Similarly, load management and forecasting systems estimate how much supply to bring in on a daily basis. Without knowledge of current production or forecasts of distributed energy production, the total day-ahead load supplied to wholesale purchasers could have an increasingly widening margin of error as distributed capacity increases. This will increase the wholesale cost of energy, as overestimated base load will result in purchasing too much energy and underestimated base load will require more reliance on spot market purchases.
Unfortunately solutions for data communications from distributed generation plants located in remote areas are difficult to justify since conventional communication mechanisms such as fiber, dedicated telephone lines and microwave links are costly. Given that data throughput will be low, utilities should explore cost-effective alternatives such as wireless and B-PLC technologies to transfer information from the distributed site to the substation. Given that the site has to be connected physically, why not leverage the power lines as the information transfer mechanism?
Fortunately, software vendors such as Draker and Locus Energy are deploying products that not only manage solar performance and asset conditions, but also predict production, measure actual production and control energy flows back to the grid.
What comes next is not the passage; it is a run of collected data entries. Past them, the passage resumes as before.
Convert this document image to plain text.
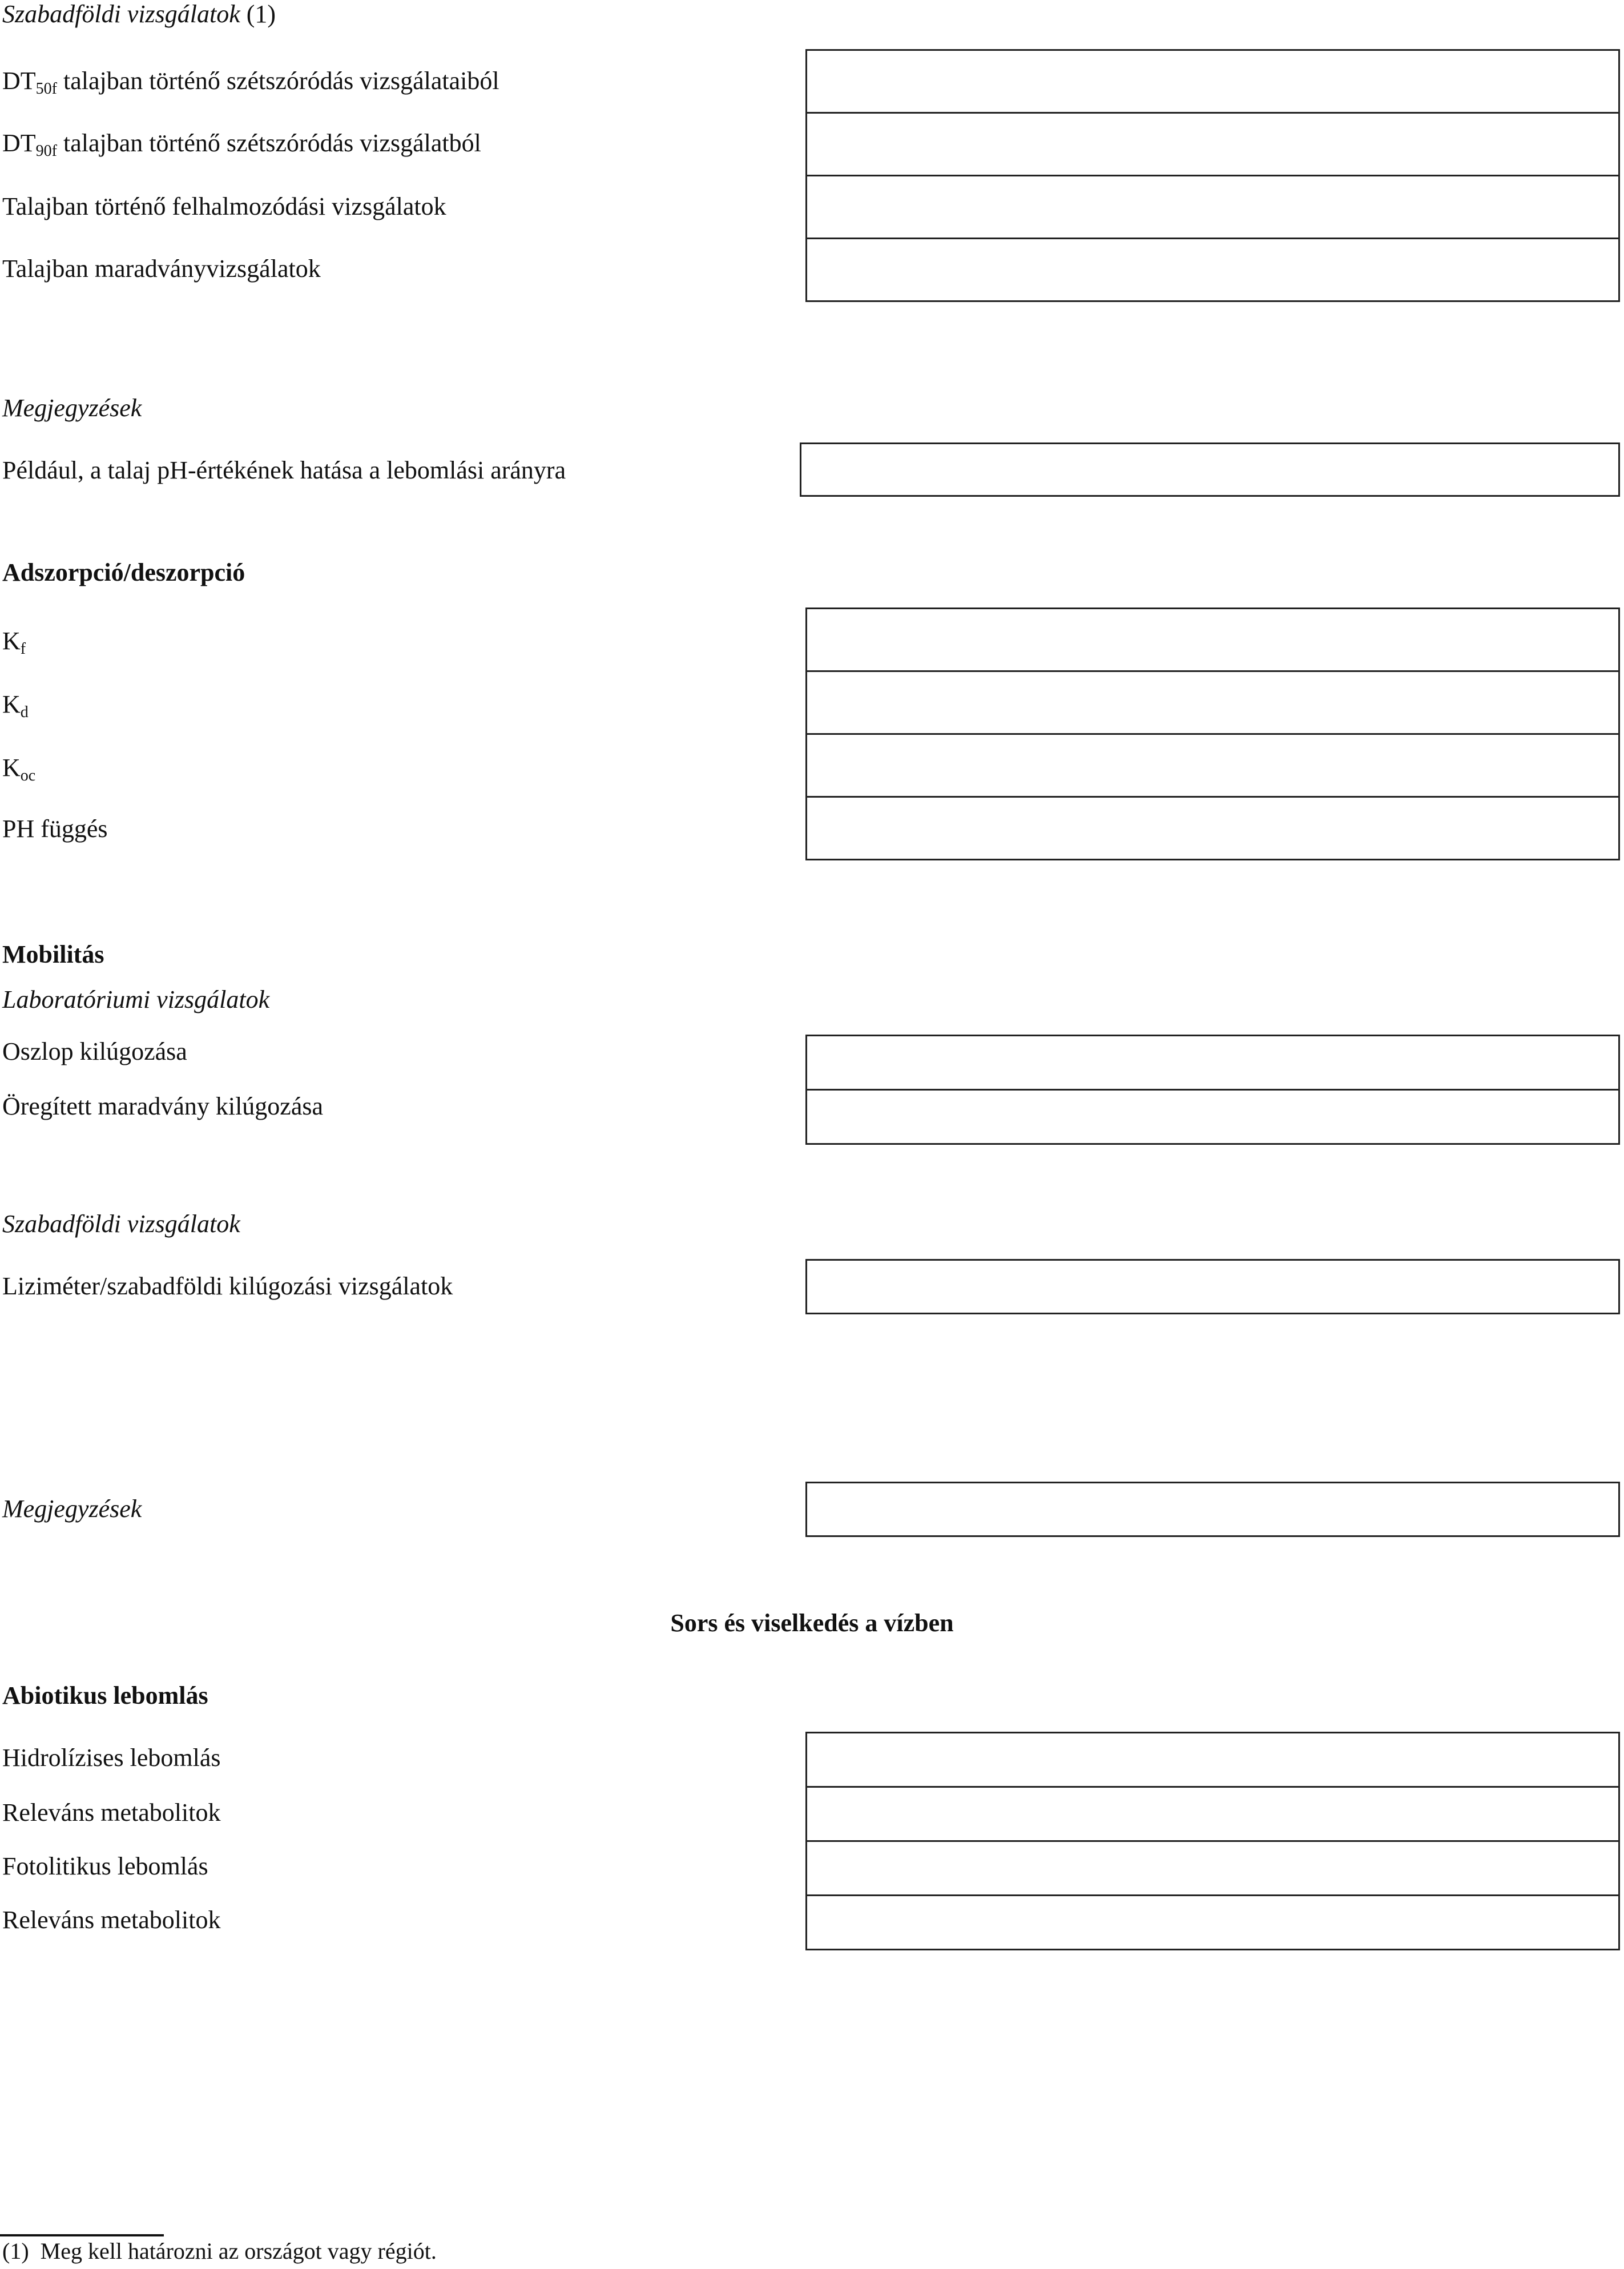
Szabadföldi vizsgálatok (1)
$DT_{50f}$ talajban történő szétszóródás vizsgálataiból
$DT_{90f}$ talajban történő szétszóródás vizsgálatból
Talajban történő felhalmozódási vizsgálatok
Talajban maradványvizsgálatok
Megjegyzések
Például, a talaj pH-értékének hatása a lebomlási arányra
Adszorpció/deszorpció
$K_f$
$K_d$
$K_{oc}$
PH függés
Mobilitás
Laboratóriumi vizsgálatok
Oszlop kilúgozása
Öregített maradvány kilúgozása
Szabadföldi vizsgálatok
Liziméter/szabadföldi kilúgozási vizsgálatok
Megjegyzések
Sors és viselkedés a vízben
Abiotikus lebomlás
Hidrolízises lebomlás
Releváns metabolitok
Fotolitikus lebomlás
Releváns metabolitok
(1) Meg kell határozni az országot vagy régiót.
Both companies have the capability to provide this information in real time to the utility SCADA systems.
The bottom line is that renewables and distributed generation are here to stay. Their production is likely to double every ten years, on conservative estimates. Grid operators should recognize that this supply must be treated as any other supply source and be fully integrated into their transmission and distribution network operations systems. Rather than apply existing solutions to a new problem, utilities should look for innovative and cost-effective solutions that are designed to solve or mitigate the problem.